Snowplow not staging any logs and is not running the EMR jobs


#1

I am trying to run snowplow emr-etl-runner using cloudfront collector. I can se the raw logs in the relevant s3 bucket. But when I try to run the job with ---->
./snowplow-emr-etl-runner --config config/c.yml --resolver config/iglu_resolver.json --debug

I just get the following text —>

[2017-07-06T09:21:34.135000 #2007] DEBUG -- : Staging raw logs...

And nothing else. When I skip the staging process, the EMR is not starting up and I’m just getting this output — >

D, [2017-07-06T09:22:44.957000 #2325] DEBUG -- : Initializing EMR jobflow

I managed to run the process the first time without any hiccups but it is refusing to run now. Please help


#2

are there any logs in shredded good folder? or enriched good folder?


#3

enriched good folder has only the files from the previous run. No file from this month is there.


#4

last resort for me was to do the following if it gets really stuck. i’m assuming at this point you only have files in “processing” and “enriched” folders.

  1. delete all files from enriched good and shredded good.
  2. and do a full run again using skip staging so it just processes the logs in processing folder only.

depends on how big your log files are and worth rerunning from scratch.

you can also try and just run shred at this point since you have enriched files intact as long as you know enriched files are 100% done.


#5

Hi @masterlittle.

This DAG is illustrating different steps of the Snowplow batch pipeline and recovering process for the steps.

If the pipeline fails during the EMR you should determine at which step it happened and take right actions.

As @mjensen’s already said: if you want to run the pipeline from the top (don’t use --skip staging) all buckets should be empty (processing, enriched and shredded good).
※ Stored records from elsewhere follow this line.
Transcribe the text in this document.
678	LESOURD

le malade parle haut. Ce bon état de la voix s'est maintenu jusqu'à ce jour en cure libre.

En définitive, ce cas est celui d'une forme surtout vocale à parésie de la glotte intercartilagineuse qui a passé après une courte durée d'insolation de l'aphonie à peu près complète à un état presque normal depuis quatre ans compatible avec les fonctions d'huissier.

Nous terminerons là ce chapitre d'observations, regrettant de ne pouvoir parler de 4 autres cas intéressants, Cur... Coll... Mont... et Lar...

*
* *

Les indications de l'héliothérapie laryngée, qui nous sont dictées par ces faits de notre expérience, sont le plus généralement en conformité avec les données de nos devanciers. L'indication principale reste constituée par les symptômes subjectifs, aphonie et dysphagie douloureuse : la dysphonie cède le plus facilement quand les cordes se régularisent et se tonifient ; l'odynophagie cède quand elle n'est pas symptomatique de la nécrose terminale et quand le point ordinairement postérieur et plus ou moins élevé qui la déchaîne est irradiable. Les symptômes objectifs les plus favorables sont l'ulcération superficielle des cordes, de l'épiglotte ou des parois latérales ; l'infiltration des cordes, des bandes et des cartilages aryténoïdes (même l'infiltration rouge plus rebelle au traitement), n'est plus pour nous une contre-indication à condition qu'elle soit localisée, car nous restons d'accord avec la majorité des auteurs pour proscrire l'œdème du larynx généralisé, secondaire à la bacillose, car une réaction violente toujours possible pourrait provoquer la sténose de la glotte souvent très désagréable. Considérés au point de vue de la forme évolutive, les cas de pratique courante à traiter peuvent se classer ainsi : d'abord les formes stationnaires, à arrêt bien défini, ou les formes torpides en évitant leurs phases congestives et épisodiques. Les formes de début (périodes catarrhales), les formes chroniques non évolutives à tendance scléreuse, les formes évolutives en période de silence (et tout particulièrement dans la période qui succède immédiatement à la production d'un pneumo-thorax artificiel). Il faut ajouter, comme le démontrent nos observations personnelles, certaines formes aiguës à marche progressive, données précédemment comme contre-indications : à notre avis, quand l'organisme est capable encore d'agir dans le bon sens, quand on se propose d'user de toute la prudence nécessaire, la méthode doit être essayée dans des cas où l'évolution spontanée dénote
If you want to skip staging (files are already present in processing) - enriched and shredded good buckets should be empty for the run.

Hope this helps,
Egor


#6

Hi. Thanks for the help. I emptied the buckets and it works fine with one caveat.

The job runs fine from top to bottom except at the last stage when the files need to be moved to the enriched and shredded archive bucket. For some reason this step never takes place. I have to manually copy the files to the archive so that I can run the next job. What could be the issue?

I am not using any additional enrichment or shredder storage. I just want my parsed files in an s3 bucket.